Skiing in the backcountry is one of my favorite parts of our sport, but it can also be very dangerous if you do not know what you’re doing and fail to take the necessary safety percuations. If you plan on skiing in the backcountry, or outside the bounds of a resort, then make sure that you always have someone else with you. Skiing alone is very dangerous because if something happens to you, then there is no one out there to help you. Secondly, make sure that you check the avalanche conditions and try to avoid skiing in the backcountry when avy danger is high. Although checking the avalanche danger is a good starting point, this does not mean that you are completely safe from avalanches just because the avalanche danger is low. Therefore, you need to be prepared with the vital equipment in case you do encounter an avalanche while you are out in the backcountry.
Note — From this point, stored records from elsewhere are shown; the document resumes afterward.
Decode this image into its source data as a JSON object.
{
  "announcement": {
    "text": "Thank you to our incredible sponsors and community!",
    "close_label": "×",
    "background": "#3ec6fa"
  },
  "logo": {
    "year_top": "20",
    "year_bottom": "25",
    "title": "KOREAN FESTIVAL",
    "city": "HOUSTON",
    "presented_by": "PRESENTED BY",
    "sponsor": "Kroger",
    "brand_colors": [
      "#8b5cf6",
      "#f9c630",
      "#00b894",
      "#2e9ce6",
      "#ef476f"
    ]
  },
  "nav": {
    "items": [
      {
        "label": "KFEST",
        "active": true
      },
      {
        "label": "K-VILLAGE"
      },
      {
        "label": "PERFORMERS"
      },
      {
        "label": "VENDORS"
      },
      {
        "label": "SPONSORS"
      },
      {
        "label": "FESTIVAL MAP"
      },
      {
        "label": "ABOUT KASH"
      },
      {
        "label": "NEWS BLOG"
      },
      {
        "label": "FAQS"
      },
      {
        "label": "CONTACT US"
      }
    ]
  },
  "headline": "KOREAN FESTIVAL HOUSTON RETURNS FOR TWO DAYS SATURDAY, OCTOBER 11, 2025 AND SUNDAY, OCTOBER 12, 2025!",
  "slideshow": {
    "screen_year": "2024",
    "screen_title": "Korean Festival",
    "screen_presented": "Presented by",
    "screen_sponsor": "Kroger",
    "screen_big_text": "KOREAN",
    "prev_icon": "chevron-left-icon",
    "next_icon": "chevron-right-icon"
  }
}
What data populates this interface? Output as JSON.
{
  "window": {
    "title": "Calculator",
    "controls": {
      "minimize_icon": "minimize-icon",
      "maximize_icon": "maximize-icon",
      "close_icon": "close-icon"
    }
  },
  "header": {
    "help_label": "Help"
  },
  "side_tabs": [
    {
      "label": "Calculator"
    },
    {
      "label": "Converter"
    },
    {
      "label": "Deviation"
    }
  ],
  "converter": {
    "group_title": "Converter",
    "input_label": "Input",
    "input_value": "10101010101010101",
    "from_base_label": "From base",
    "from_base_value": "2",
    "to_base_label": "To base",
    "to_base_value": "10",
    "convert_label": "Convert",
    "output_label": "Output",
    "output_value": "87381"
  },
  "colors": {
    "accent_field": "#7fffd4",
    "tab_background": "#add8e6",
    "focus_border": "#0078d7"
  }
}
Here are three essential tools that you should always have with you when skiing outside the bounds of a resort:

1.) Avalanche Beacon: An avalanche beacon is used to find someone that has been buried in the snow from an avalanche. It works like a GPS tracking system as it indicates the direction of where your buried companion is located. In order for a beacon to be effective, both people must be wearing one or else it is a useless tool. As I said earlier, it is crucial that you always ski with someone when venturing into the back country in case you do get buried in an avalanche so that they can find and dig you out.

2.) Probe: A probe is used to find the exact location of a person buried in an avalanche. The beacon can only do as much as point you in the general direction of where the person is buried. Once you believe that you are on top of them, then you use the probe by submerging it into the snow in hopes that it pokes your buried friend. After you have probed the snow and find the exact location of your friend then you can begin to dig them out.

3.) Shovel: Both the probe and beacon are useless if you do not have a shovel to dig the buried person out of the snow. Avalanche shovels are nice because they can fold up and fit into most backpacks so that you can still ski without them being a burden. The shovel is a crucial tool in quickly uncovering your buried companion and ultimately saving thier life.

Although the three tools I listed are a good start for back country safety, they are just the bare essentials. It is crucial that you have at least these three things as minimal safety percuations, but there are many other things that you can bring to help protect yourself. When heading out into the backcountry, you should try and equip your pack back with the necessary items that would allow you to survive through at least one night, even though you may not be planning to be out that long. Mother nature is unpredictable and you never know what could go wrong while skiing in the backcountry. Therefore, the better prepared you are for the unknown variables, the better chance you have of suriving. Some other good things to consider when heading into the backcountry include water, food, matches or a lighter, first-aid kits, and sleeping gear.

Overall, the backcountry is a great part of our sport and should be taken advatange of. It’s awesome to get out into areas where no one else is around but mother nature and the people that you are with. Just make sure if you do decide to venture outside the bounds of the resort, that you understand what you are doing and are equipped with the necesarry safety tools.